Each generation takes the cues from their parents and if their parents are drinking more it makes it easier for children to drink more also. Parents have more influence than many believe. The first challenge presented in the book is therefore for parents to look at their own drinking habits.
Alcohol has been exceptionally available in recent decades with low prices and ready access, particularly in supermarkets and other off-licenses. The nighttime economy has flourished, offering as it does a milieu for entertainment coupled with excessive drinking, which is often the only source of hospitality for young people at night. In contrast, he points out that relatively few parents dine together with their children and that this separation of adolescents from their parents' standards and expectations is particularly notable in the UK, which has the lowest report of children in all of Europe who eat regularly with their parents at table. He quotes evidence from the USA that the more often children eat dinner with their families, the less likely they are to smoke, drink and use drugs.

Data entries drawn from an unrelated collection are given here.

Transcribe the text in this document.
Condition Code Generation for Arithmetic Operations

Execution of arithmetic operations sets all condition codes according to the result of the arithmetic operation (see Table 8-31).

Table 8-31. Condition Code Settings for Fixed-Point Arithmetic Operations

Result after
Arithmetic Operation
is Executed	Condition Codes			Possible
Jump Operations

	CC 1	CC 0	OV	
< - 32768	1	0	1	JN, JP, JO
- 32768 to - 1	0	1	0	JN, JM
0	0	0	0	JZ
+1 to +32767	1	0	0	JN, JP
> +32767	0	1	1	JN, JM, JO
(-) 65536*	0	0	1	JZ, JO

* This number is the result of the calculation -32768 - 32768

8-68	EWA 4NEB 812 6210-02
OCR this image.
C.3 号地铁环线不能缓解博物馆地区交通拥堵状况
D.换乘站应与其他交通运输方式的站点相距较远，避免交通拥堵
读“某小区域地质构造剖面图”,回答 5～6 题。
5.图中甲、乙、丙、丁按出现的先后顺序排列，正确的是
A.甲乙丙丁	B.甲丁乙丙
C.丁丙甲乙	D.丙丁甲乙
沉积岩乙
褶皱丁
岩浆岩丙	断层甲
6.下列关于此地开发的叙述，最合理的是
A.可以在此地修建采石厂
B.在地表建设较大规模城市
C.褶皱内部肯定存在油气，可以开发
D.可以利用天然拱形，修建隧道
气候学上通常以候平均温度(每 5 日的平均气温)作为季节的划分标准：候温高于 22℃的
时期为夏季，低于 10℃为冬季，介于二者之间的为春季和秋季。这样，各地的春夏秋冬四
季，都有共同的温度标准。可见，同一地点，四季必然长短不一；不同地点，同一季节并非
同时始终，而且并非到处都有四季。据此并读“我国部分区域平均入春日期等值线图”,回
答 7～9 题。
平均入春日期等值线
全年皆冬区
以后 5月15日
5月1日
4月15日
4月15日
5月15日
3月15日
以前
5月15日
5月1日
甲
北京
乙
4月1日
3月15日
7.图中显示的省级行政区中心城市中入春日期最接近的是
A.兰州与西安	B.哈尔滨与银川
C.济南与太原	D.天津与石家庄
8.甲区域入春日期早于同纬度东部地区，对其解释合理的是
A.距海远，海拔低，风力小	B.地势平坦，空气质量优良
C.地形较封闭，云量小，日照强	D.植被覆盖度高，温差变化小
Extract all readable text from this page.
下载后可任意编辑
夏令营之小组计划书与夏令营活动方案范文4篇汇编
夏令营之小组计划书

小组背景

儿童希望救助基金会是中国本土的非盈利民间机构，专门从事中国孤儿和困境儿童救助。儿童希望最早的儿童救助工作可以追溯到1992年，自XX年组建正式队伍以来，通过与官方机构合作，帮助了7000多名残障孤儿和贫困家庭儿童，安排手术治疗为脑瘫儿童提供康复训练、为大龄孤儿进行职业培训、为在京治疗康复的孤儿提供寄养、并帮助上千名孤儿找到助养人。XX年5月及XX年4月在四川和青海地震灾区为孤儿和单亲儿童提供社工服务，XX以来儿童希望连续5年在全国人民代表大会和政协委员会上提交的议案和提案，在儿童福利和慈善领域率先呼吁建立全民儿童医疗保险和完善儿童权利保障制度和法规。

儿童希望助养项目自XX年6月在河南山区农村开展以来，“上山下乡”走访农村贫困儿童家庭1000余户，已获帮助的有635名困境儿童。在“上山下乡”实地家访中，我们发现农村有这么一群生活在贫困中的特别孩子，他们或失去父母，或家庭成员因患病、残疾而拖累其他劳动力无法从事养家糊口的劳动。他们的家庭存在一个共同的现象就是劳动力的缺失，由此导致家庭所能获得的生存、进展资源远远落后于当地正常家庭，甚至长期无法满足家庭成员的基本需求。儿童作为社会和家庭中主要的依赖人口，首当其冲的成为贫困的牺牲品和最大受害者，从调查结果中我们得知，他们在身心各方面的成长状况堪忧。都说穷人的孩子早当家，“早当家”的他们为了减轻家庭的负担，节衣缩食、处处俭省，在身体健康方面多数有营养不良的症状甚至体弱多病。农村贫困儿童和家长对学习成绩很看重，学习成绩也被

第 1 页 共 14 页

He draws on neurophysiological evidence to highlight the importance of avoiding alcohol, or at least excess alcohol, in late adolescence when the brain is not fully developed. He states that the regions of brain important for judgment, critical thinking and memory are not fully mature until children are in their mid twenties. He points to the influence of alcohol in the shaping, in some cases literally, of the brain and its influence on the brain structure and function. He argues that females are often at a greater risk of all kinds of problems associated with drinking and at significantly lower levels than their male counterparts, and yet the gap between the amount drunk by boys and girls is narrowing steadily.
He describes many well-known physical and psychological effects of excessive drinking, particularly its impact on young people. Depression and binge drinking are closely related and he points out that it is wrong to think of alcohol as a solution to a depressed mood. More often it is a cause.
This book offers ‘a menu of information which can be shared by an adult with a child or even left to be read by an adolescent’. Much of what he writes is well known but he brings to the book an arresting and attractive style that will engage the understanding of thoughtful and interested parents, teachers, clinicians and adolescents. Some may claim that references are somewhat selective but the arguments he presents are compelling.